Award-winning computer scientists endorse Biden, citing Trump’s immigration policies
A group of two dozen award-winning computer scientists has endorsed Democratic presidential nominee Joe Biden in his White House bid.
In a group interview with the New York Times, the scientists said that under President Trump the U.S. could do long-term damage to the tech industry, one of the most important blocks of the country’s economy.
The group includes John Hennessy, the executive chairman of Alphabet, Google’s parent company. All the members of the group are winners of the Turing Award, which is often called the Nobel Prize of computing.
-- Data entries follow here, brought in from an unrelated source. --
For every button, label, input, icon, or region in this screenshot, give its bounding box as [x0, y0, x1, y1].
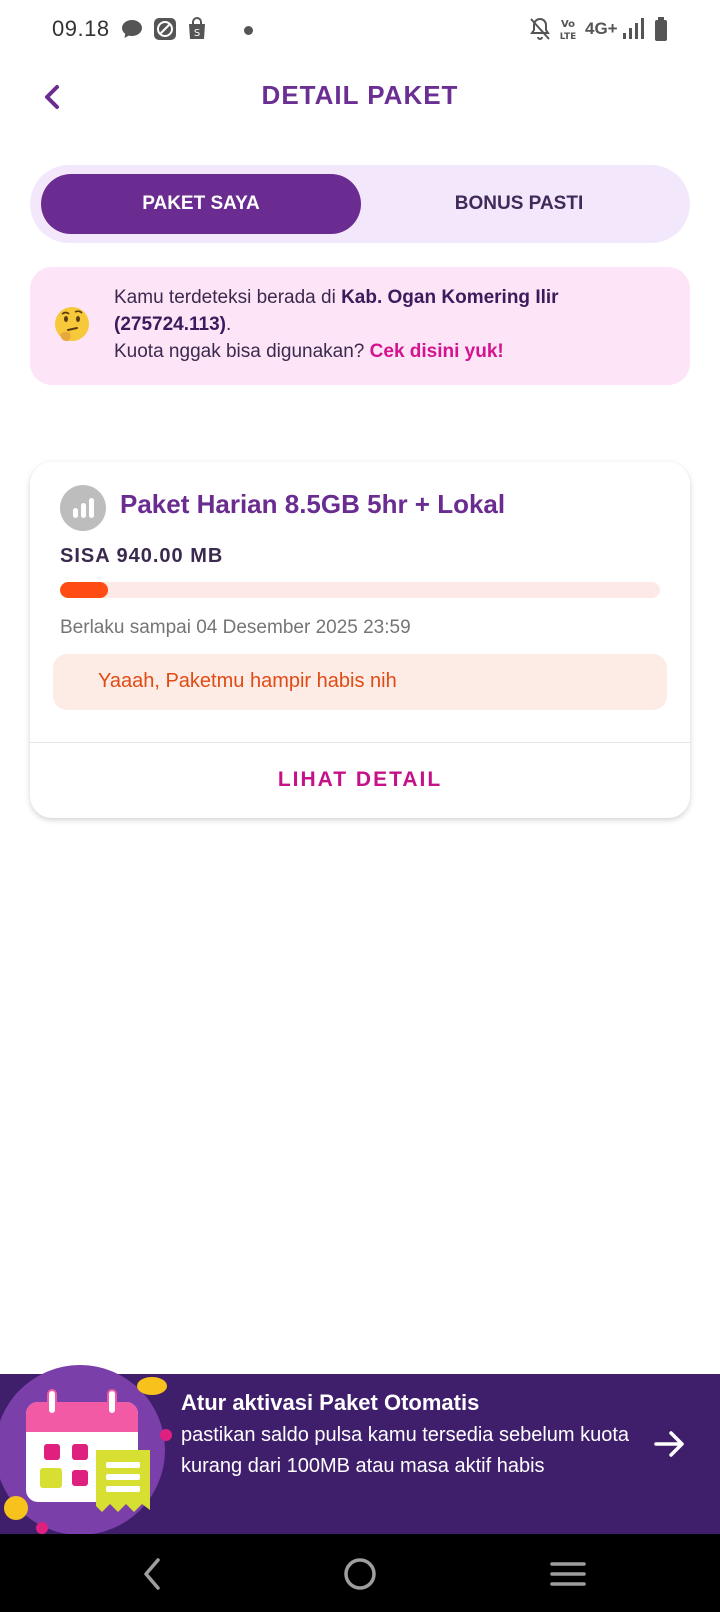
chat-bubble-icon: [122, 20, 142, 38]
calendar-illustration-icon: [0, 1365, 172, 1535]
package-card: Paket Harian 8.5GB 5hr + Lokal SISA 940.…: [30, 462, 690, 818]
low-quota-warning: Yaaah, Paketmu hampir habis nih: [53, 654, 667, 710]
system-nav-bar: [0, 1534, 720, 1612]
location-notice: Kamu terdeteksi berada di Kab. Ogan Kome…: [30, 267, 690, 385]
svg-text:LTE: LTE: [560, 32, 577, 42]
nav-recents-icon[interactable]: [546, 1552, 590, 1596]
package-remaining: SISA 940.00 MB: [60, 545, 224, 567]
network-4g-icon: 4G+: [585, 19, 618, 38]
package-tabs: PAKET SAYA BONUS PASTI: [30, 165, 690, 243]
mute-icon: [530, 17, 550, 40]
quota-progress-bar: [60, 582, 660, 598]
signal-icon: [623, 18, 644, 39]
battery-icon: [655, 17, 667, 41]
notice-line1-suffix: .: [226, 314, 232, 335]
check-here-link[interactable]: Cek disini yuk!: [370, 341, 504, 362]
low-quota-warning-text: Yaaah, Paketmu hampir habis nih: [98, 670, 397, 692]
quota-progress-fill: [60, 582, 108, 598]
signal-bars-icon: [60, 485, 106, 531]
thinking-face-icon: [55, 307, 89, 342]
nav-home-icon[interactable]: [338, 1552, 382, 1596]
notice-line2-prefix: Kuota nggak bisa digunakan?: [114, 341, 370, 362]
compass-app-icon: [154, 18, 176, 40]
tab-bonus-pasti[interactable]: BONUS PASTI: [359, 174, 679, 234]
tab-paket-saya[interactable]: PAKET SAYA: [41, 174, 361, 234]
notice-line1-prefix: Kamu terdeteksi berada di: [114, 287, 342, 308]
svg-text:S: S: [194, 28, 200, 39]
page-title: DETAIL PAKET: [261, 80, 459, 110]
nav-back-icon[interactable]: [132, 1552, 176, 1596]
status-bar: 09.18 S Vo LTE 4G+: [0, 0, 720, 62]
volte-icon: Vo LTE: [560, 19, 577, 42]
header: DETAIL PAKET: [0, 62, 720, 132]
shopping-bag-icon: S: [189, 17, 205, 39]
package-name: Paket Harian 8.5GB 5hr + Lokal: [120, 489, 506, 519]
arrow-right-icon[interactable]: [650, 1424, 690, 1464]
svg-text:Vo: Vo: [561, 19, 575, 30]
card-divider: [30, 742, 690, 743]
status-time: 09.18: [52, 16, 110, 41]
view-detail-button[interactable]: LIHAT DETAIL: [30, 744, 690, 816]
package-validity: Berlaku sampai 04 Desember 2025 23:59: [60, 617, 411, 638]
notification-dot: [244, 26, 253, 35]
notice-text: Kamu terdeteksi berada di Kab. Ogan Kome…: [114, 284, 674, 365]
promo-body: pastikan saldo pulsa kamu tersedia sebel…: [181, 1424, 630, 1477]
promo-title: Atur aktivasi Paket Otomatis: [181, 1390, 480, 1415]
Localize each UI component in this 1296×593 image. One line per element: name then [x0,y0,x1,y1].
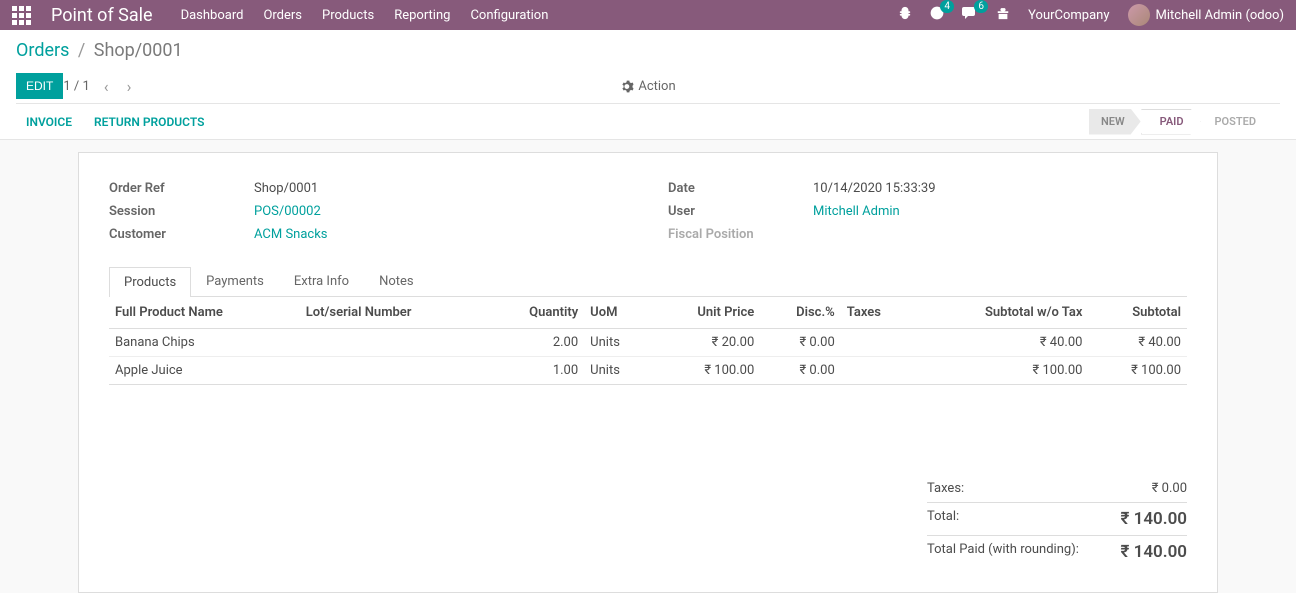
th-sub-wo[interactable]: Subtotal w/o Tax [914,297,1088,329]
label-session: Session [109,204,254,219]
tab-payments[interactable]: Payments [191,266,279,296]
menu-products[interactable]: Products [322,8,374,23]
user-avatar [1128,4,1150,26]
invoice-button[interactable]: INVOICE [26,115,72,129]
status-posted[interactable]: POSTED [1201,109,1271,135]
notebook-tabs: Products Payments Extra Info Notes [109,266,1187,297]
form-sheet: Order Ref Shop/0001 Session POS/00002 Cu… [78,152,1218,593]
label-customer: Customer [109,227,254,242]
value-session[interactable]: POS/00002 [254,204,321,219]
table-row[interactable]: Apple Juice1.00Units₹ 100.00₹ 0.00₹ 100.… [109,357,1187,385]
value-user[interactable]: Mitchell Admin [813,204,900,219]
order-lines-table: Full Product Name Lot/serial Number Quan… [109,297,1187,385]
pager-text[interactable]: 1 / 1 [63,79,89,94]
th-price[interactable]: Unit Price [651,297,761,329]
label-order-ref: Order Ref [109,181,254,196]
th-uom[interactable]: UoM [584,297,650,329]
activities-icon[interactable]: 4 [930,6,944,24]
status-paid[interactable]: PAID [1141,109,1201,135]
totals-taxes-label: Taxes: [927,481,964,496]
value-order-ref: Shop/0001 [254,181,318,196]
debug-icon[interactable] [898,6,912,24]
messages-badge: 6 [974,0,988,13]
edit-button[interactable]: EDIT [16,73,63,99]
tab-extra-info[interactable]: Extra Info [279,266,364,296]
gear-icon [620,80,633,93]
totals-total-val: ₹ 140.00 [1120,509,1187,529]
label-date: Date [668,181,813,196]
pager-prev[interactable]: ‹ [100,77,113,96]
breadcrumb-orders[interactable]: Orders [16,40,69,61]
breadcrumb-current: Shop/0001 [94,40,183,61]
value-customer[interactable]: ACM Snacks [254,227,328,242]
totals-block: Taxes: ₹ 0.00 Total: ₹ 140.00 Total Paid… [927,475,1187,568]
totals-paid-val: ₹ 140.00 [1120,542,1187,562]
user-name: Mitchell Admin (odoo) [1156,8,1285,23]
status-new[interactable]: NEW [1089,109,1141,135]
apps-menu-icon[interactable] [12,6,31,25]
label-user: User [668,204,813,219]
label-fiscal-position: Fiscal Position [668,227,813,242]
table-row[interactable]: Banana Chips2.00Units₹ 20.00₹ 0.00₹ 40.0… [109,329,1187,357]
user-menu[interactable]: Mitchell Admin (odoo) [1128,4,1285,26]
th-disc[interactable]: Disc.% [760,297,840,329]
return-products-button[interactable]: RETURN PRODUCTS [94,115,204,129]
gift-icon[interactable] [996,6,1010,24]
main-menu: Dashboard Orders Products Reporting Conf… [181,8,549,23]
th-qty[interactable]: Quantity [487,297,584,329]
th-taxes[interactable]: Taxes [841,297,915,329]
th-name[interactable]: Full Product Name [109,297,300,329]
pager-next[interactable]: › [123,77,136,96]
value-date: 10/14/2020 15:33:39 [813,181,936,196]
breadcrumb: Orders / Shop/0001 [16,40,1280,61]
app-brand[interactable]: Point of Sale [51,5,153,26]
totals-taxes-val: ₹ 0.00 [1152,481,1187,496]
menu-orders[interactable]: Orders [263,8,302,23]
menu-reporting[interactable]: Reporting [394,8,450,23]
company-switcher[interactable]: YourCompany [1028,8,1109,23]
tab-notes[interactable]: Notes [364,266,429,296]
th-lot[interactable]: Lot/serial Number [300,297,487,329]
activities-badge: 4 [940,0,954,13]
totals-total-label: Total: [927,509,959,529]
menu-configuration[interactable]: Configuration [470,8,548,23]
status-bar: NEW PAID POSTED [1089,104,1280,139]
messages-icon[interactable]: 6 [962,6,978,24]
tab-products[interactable]: Products [109,267,191,297]
th-sub[interactable]: Subtotal [1088,297,1187,329]
totals-paid-label: Total Paid (with rounding): [927,542,1079,562]
menu-dashboard[interactable]: Dashboard [181,8,244,23]
action-dropdown[interactable]: Action [620,79,675,94]
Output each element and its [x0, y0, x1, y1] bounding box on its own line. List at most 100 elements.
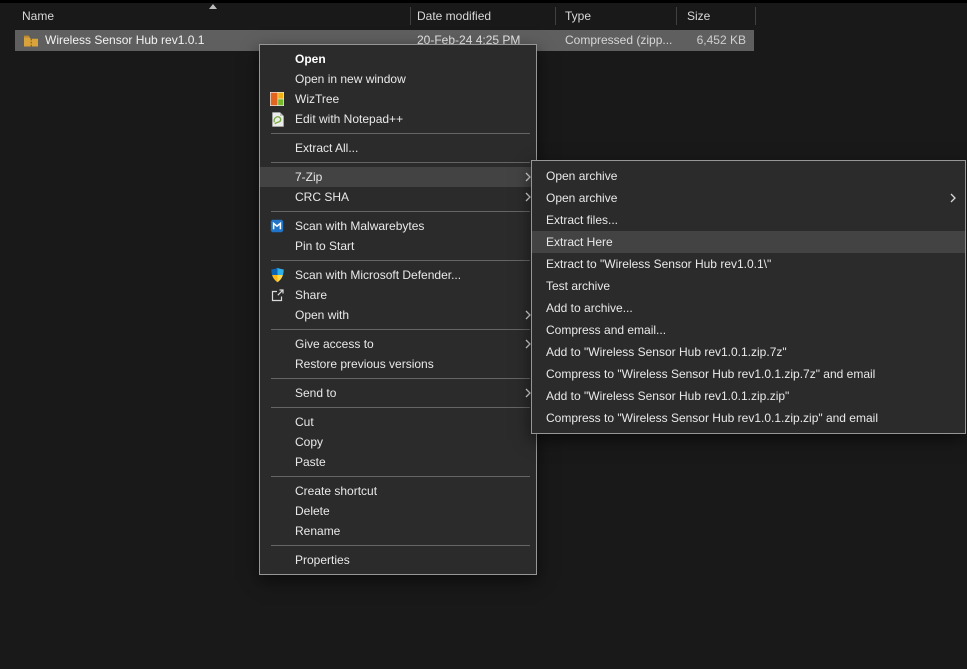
icon-slot-empty	[269, 71, 285, 87]
context-menu-item-label: Edit with Notepad++	[295, 112, 403, 126]
wiztree-icon	[269, 91, 285, 107]
context-menu-item-label: Copy	[295, 435, 323, 449]
file-type: Compressed (zipp...	[565, 30, 672, 51]
column-header-bar: Name Date modified Type Size	[0, 3, 967, 29]
context-menu-item-restore-previous-versions[interactable]: Restore previous versions	[260, 354, 536, 374]
defender-icon	[269, 267, 285, 283]
icon-slot-empty	[269, 169, 285, 185]
column-date-modified[interactable]: Date modified	[417, 9, 491, 23]
context-menu-item-wiztree[interactable]: WizTree	[260, 89, 536, 109]
context-menu-item-give-access-to[interactable]: Give access to	[260, 334, 536, 354]
column-divider[interactable]	[755, 7, 756, 25]
submenu-7zip-item-label: Add to "Wireless Sensor Hub rev1.0.1.zip…	[546, 345, 787, 359]
submenu-7zip-item-label: Test archive	[546, 279, 610, 293]
icon-slot-empty	[269, 483, 285, 499]
context-menu-item-scan-with-malwarebytes[interactable]: Scan with Malwarebytes	[260, 216, 536, 236]
context-menu-item-label: CRC SHA	[295, 190, 349, 204]
submenu-7zip-item-label: Extract files...	[546, 213, 618, 227]
context-menu-item-label: Extract All...	[295, 141, 358, 155]
context-menu-item-7-zip[interactable]: 7-Zip	[260, 167, 536, 187]
context-menu-item-extract-all[interactable]: Extract All...	[260, 138, 536, 158]
submenu-7zip-item-label: Open archive	[546, 169, 617, 183]
context-menu-item-label: Scan with Malwarebytes	[295, 219, 424, 233]
submenu-7zip-item-label: Compress and email...	[546, 323, 666, 337]
submenu-7zip-item-label: Open archive	[546, 191, 617, 205]
context-menu: Open Open in new window WizTree Edit with N…	[259, 44, 537, 575]
icon-slot-empty	[269, 51, 285, 67]
context-menu-item-paste[interactable]: Paste	[260, 452, 536, 472]
column-divider[interactable]	[410, 7, 411, 25]
context-menu-separator	[271, 378, 530, 379]
context-menu-item-open[interactable]: Open	[260, 49, 536, 69]
notepadpp-icon	[269, 111, 285, 127]
context-menu-item-open-with[interactable]: Open with	[260, 305, 536, 325]
icon-slot-empty	[269, 189, 285, 205]
sort-ascending-icon	[209, 4, 217, 9]
icon-slot-empty	[269, 454, 285, 470]
context-menu-item-edit-with-notepad[interactable]: Edit with Notepad++	[260, 109, 536, 129]
icon-slot-empty	[269, 434, 285, 450]
context-menu-item-label: Paste	[295, 455, 326, 469]
context-menu-item-label: Rename	[295, 524, 340, 538]
context-menu-item-label: Open	[295, 52, 326, 66]
context-menu-item-send-to[interactable]: Send to	[260, 383, 536, 403]
malwarebytes-icon	[269, 218, 285, 234]
context-menu-item-crc-sha[interactable]: CRC SHA	[260, 187, 536, 207]
context-menu-item-label: Open with	[295, 308, 349, 322]
context-menu-separator	[271, 260, 530, 261]
column-size[interactable]: Size	[687, 9, 710, 23]
zip-file-icon	[23, 32, 39, 48]
icon-slot-empty	[269, 414, 285, 430]
submenu-7zip-item-extract-files[interactable]: Extract files...	[532, 209, 965, 231]
icon-slot-empty	[269, 336, 285, 352]
context-menu-item-pin-to-start[interactable]: Pin to Start	[260, 236, 536, 256]
context-menu-item-share[interactable]: Share	[260, 285, 536, 305]
context-menu-separator	[271, 162, 530, 163]
context-menu-item-label: WizTree	[295, 92, 339, 106]
submenu-7zip-item-add-to-wireless-sensor-hub-rev1-0-1-zip-zip[interactable]: Add to "Wireless Sensor Hub rev1.0.1.zip…	[532, 385, 965, 407]
context-menu-item-label: Cut	[295, 415, 314, 429]
submenu-7zip-item-label: Compress to "Wireless Sensor Hub rev1.0.…	[546, 411, 878, 425]
submenu-7zip-item-extract-here[interactable]: Extract Here	[532, 231, 965, 253]
context-menu-item-label: Share	[295, 288, 327, 302]
icon-slot-empty	[269, 140, 285, 156]
share-icon	[269, 287, 285, 303]
icon-slot-empty	[269, 385, 285, 401]
submenu-7zip-item-test-archive[interactable]: Test archive	[532, 275, 965, 297]
submenu-7zip-item-compress-and-email[interactable]: Compress and email...	[532, 319, 965, 341]
submenu-7zip-item-open-archive[interactable]: Open archive	[532, 187, 965, 209]
submenu-7zip-item-compress-to-wireless-sensor-hub-rev1-0-1-zip-zip-and-email[interactable]: Compress to "Wireless Sensor Hub rev1.0.…	[532, 407, 965, 429]
context-menu-item-copy[interactable]: Copy	[260, 432, 536, 452]
context-menu-separator	[271, 133, 530, 134]
column-type[interactable]: Type	[565, 9, 591, 23]
submenu-7zip-item-label: Extract Here	[546, 235, 613, 249]
icon-slot-empty	[269, 307, 285, 323]
submenu-7zip-item-compress-to-wireless-sensor-hub-rev1-0-1-zip-7z-and-email[interactable]: Compress to "Wireless Sensor Hub rev1.0.…	[532, 363, 965, 385]
context-menu-item-cut[interactable]: Cut	[260, 412, 536, 432]
column-divider[interactable]	[676, 7, 677, 25]
context-menu-item-properties[interactable]: Properties	[260, 550, 536, 570]
icon-slot-empty	[269, 503, 285, 519]
context-menu-item-label: Give access to	[295, 337, 374, 351]
seven-zip-submenu: Open archive Open archive Extract files...…	[531, 160, 966, 434]
context-menu-item-open-in-new-window[interactable]: Open in new window	[260, 69, 536, 89]
submenu-7zip-item-label: Add to archive...	[546, 301, 633, 315]
submenu-7zip-item-extract-to-wireless-sensor-hub-rev1-0-1[interactable]: Extract to "Wireless Sensor Hub rev1.0.1…	[532, 253, 965, 275]
submenu-7zip-item-label: Compress to "Wireless Sensor Hub rev1.0.…	[546, 367, 875, 381]
context-menu-item-rename[interactable]: Rename	[260, 521, 536, 541]
context-menu-item-label: Create shortcut	[295, 484, 377, 498]
column-name[interactable]: Name	[22, 9, 54, 23]
context-menu-item-label: Open in new window	[295, 72, 406, 86]
column-divider[interactable]	[555, 7, 556, 25]
context-menu-item-delete[interactable]: Delete	[260, 501, 536, 521]
icon-slot-empty	[269, 552, 285, 568]
icon-slot-empty	[269, 356, 285, 372]
context-menu-item-label: Pin to Start	[295, 239, 354, 253]
submenu-7zip-item-add-to-archive[interactable]: Add to archive...	[532, 297, 965, 319]
file-size: 6,452 KB	[697, 30, 746, 51]
context-menu-item-create-shortcut[interactable]: Create shortcut	[260, 481, 536, 501]
submenu-7zip-item-open-archive[interactable]: Open archive	[532, 165, 965, 187]
icon-slot-empty	[269, 523, 285, 539]
submenu-7zip-item-add-to-wireless-sensor-hub-rev1-0-1-zip-7z[interactable]: Add to "Wireless Sensor Hub rev1.0.1.zip…	[532, 341, 965, 363]
context-menu-item-scan-with-microsoft-defender[interactable]: Scan with Microsoft Defender...	[260, 265, 536, 285]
The group cited, among other things, Trump’s immigration policies that have been at times hostile to foreign students and tech professionals.
“The most brilliant people in the world want to come here and be grad students, but now they are being discouraged from coming here, and many are going elsewhere,” David Patterson, a Google distinguished engineer and former professor at the University of California, Berkeley, told the Times.
Matt Sheehan, an analyst with MacroPolo, a think tank that promotes ties between the United States and China, told the Times that the U.S. wins when skilled foreign workers come to the U.S.
“There is an increasing tendency to assume that the best thing we can do is prevent China from interacting with the U.S. tech ecosystem,” Sheehan said. “But that ignores the fact the U.S. is the overwhelming winner when Chinese technologists come here, study here, work here and stay here.”
The endorsement marks the first time the group of Turing winners are throwing their support behind a political candidate. Earlier this week the Scientific American also endorsed Biden, which marked a first for them in more than 170 years.